Turnê (Tournée), de Mathieu Amalric (França, 2010)
por Eduardo Valente

Choque de performances

É raro ver um filme que deixa tão evidente quanto esse Tournée, mesmo enquanto se assiste a ele, cada um dos seus elementos de motivação e o quanto estes são caros a ele. Só que, ao mesmo tempo, o porquê o filme não consegue dar conta exatamente de tudo que gostaria de conseguir atingir também ficava dolorosamente claro ao longo de toda a projeção. Amalric monta aqui uma celebração (ainda que não sem dureza e melancolia) da ideia de performance e da luta para escapar dos entraves mais comezinhos da “vida normal”. Há uma idealização (de novo, doída) da vida “on the road”, de artista, mas acima de tudo a partir da noção de trupe, de trabalho (e vida) em conjunto.

Uma
das boas idéias do filme, ao buscar esta condição performática, é pensá-la a partir do choque entre dois modelos bem distintos: de um lado, encarnado no corpo do próprio Amalric, que interpreta um produtor/empresário, a performance da atuação deste que é um dos maiores de sua geração de atores; do outro lado, 5 mulheres e um homem que vêm da tradição da performance musical teatral (mais especificamente de um movimento chamado de “new burlesque”), que compõem os membros do grupo que Amalric leva em turnê pela França no filme. Enquanto estes segundos se apresentam para nós, mais do que atuam, Amalric está no ápice da sua condição de “ator-ator” (às vezes tocando as raias da caricatura de algumas coisas que já fez, principalmente para Despleschin). Este choque entre meios distintos de lidar com a performance fica claro já nos créditos iniciais do filme, onde os 6 atores teatrais são identificados por suas personas de palco, enquanto o nome de Amalric surge tradicionalmente, como o do ator de cinema que é.

Mas, infelizmente, se a idéia é boa (aliás, ótima), conseguir compor estes dois estilos distintos de espetáculo num mesmo filme se mostra uma missão maior do que a capacidade de Amalric resolvê-la entre a filmagem e a montagem. Resulta que muitas vezes parece que assistimos a dois filmes, que apenas eventualmente conversam entre si – um, sobre o personagem de Amalric, que leva a cenas de ação dramática e questões psicológico-narrativas na medida em que o passado dele vem à tona; e outro com o grupo de atores, que funcionam individualmente apenas no palco, mas que fora dele acabam sendo caracterizados como um grupo bastante homogêneo e pouco marcante. Pior ainda, porém, é quando precisamos acreditar na interação entre os dois lados do filme (como no caso da relação de atração-repulsa entre Amalric e uma das performers), porque aí sim os dois estilos de performance mais se chocam do que se entendem/complementam – o que poderia ser interessante, mas o diretor não consegue fazer do choque muito mais do que uma estranheza pouco instigante.

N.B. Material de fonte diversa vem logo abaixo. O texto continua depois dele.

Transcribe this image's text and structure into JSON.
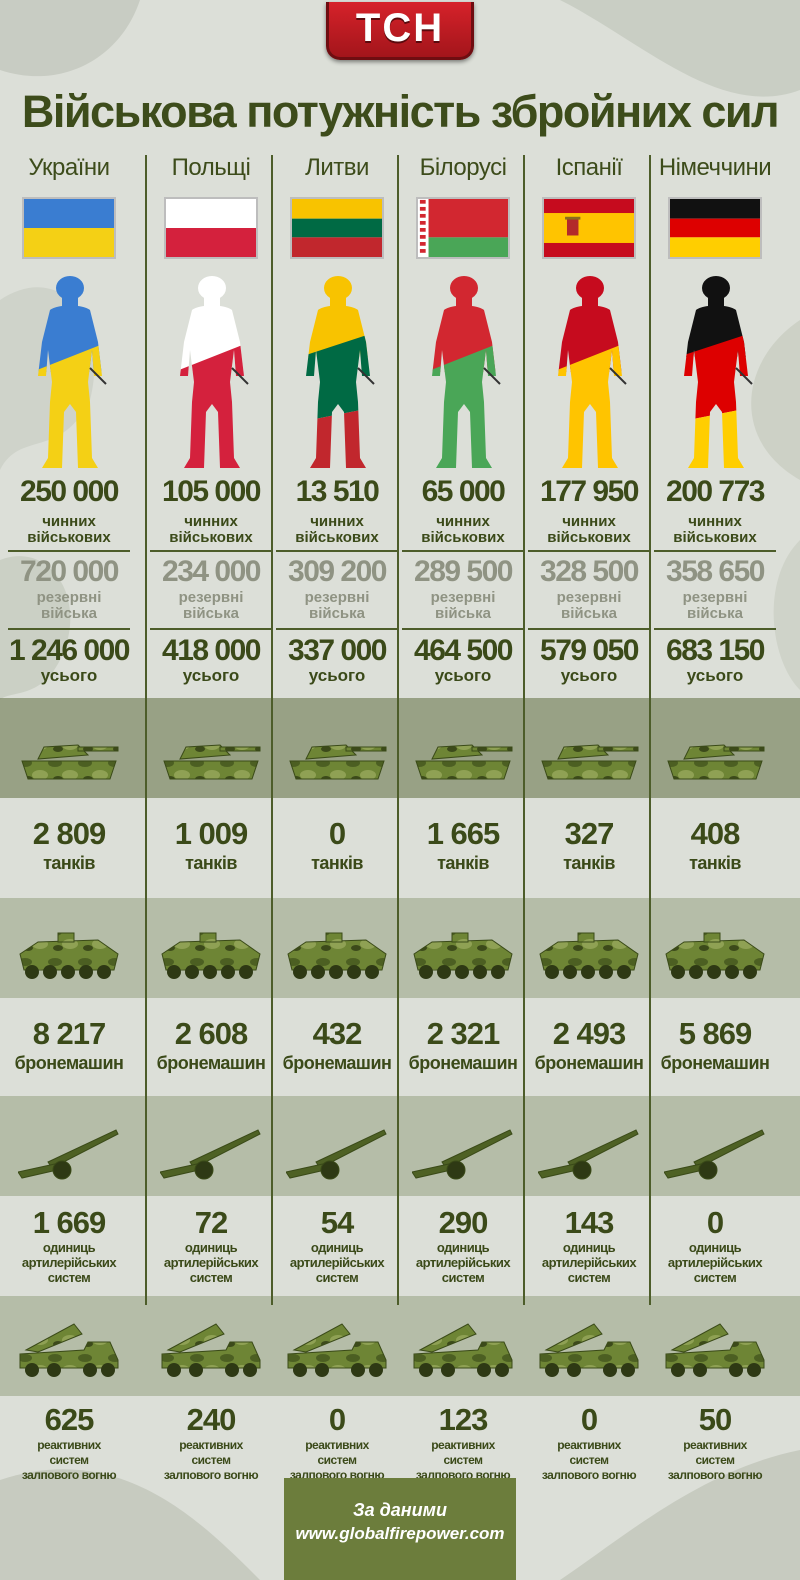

Não é por acaso que os artistas em tour pela França são americanos: além do “new burlesque” ser típico dos EUA, há aí toda uma herança de cinema com a qual Amalric dialoga, que passa principalmente por Cassavetes e Altman (não por acaso, os ecos mais próximos que sintamos são do Go Go Tales de Ferrara, que já tinha muito dos dois – embora aqui seja o exato oposto porque se briga pela possibilidade da excursão, enquanto lá pela manutenção de um lugar fixo no mundo). Mas ao lidar com sombras tão fortes, o que esta herança acaba ressaltando, mais do que tudo, é o domínio extremo destes dois cineastas da forma dos seus trabalhos com a câmera, os atores, os espaços. Pois se de toda orquestração montada por Altman e Cassavetes (completamente diversa nos dois, é bom que se diga) o que sobressaía era o sentimento de uma fluidez extrema nas idas e vindas dos atores no espaço, no drama, e da câmera ante eles, no filme de Amalric essa magia (típica do melhor que o cinema consegue atingir) não se materializa, e acabamos sentindo demais o desejo dele de nos conquistar para a beleza do que se dá em frente a câmera – ao invés de simplesmente sentirmos a beleza por si. Tanto assim que ele cai refém, por exemplo, de algumas falas e situações explicativas que parecem especialmente deslocadas no filme.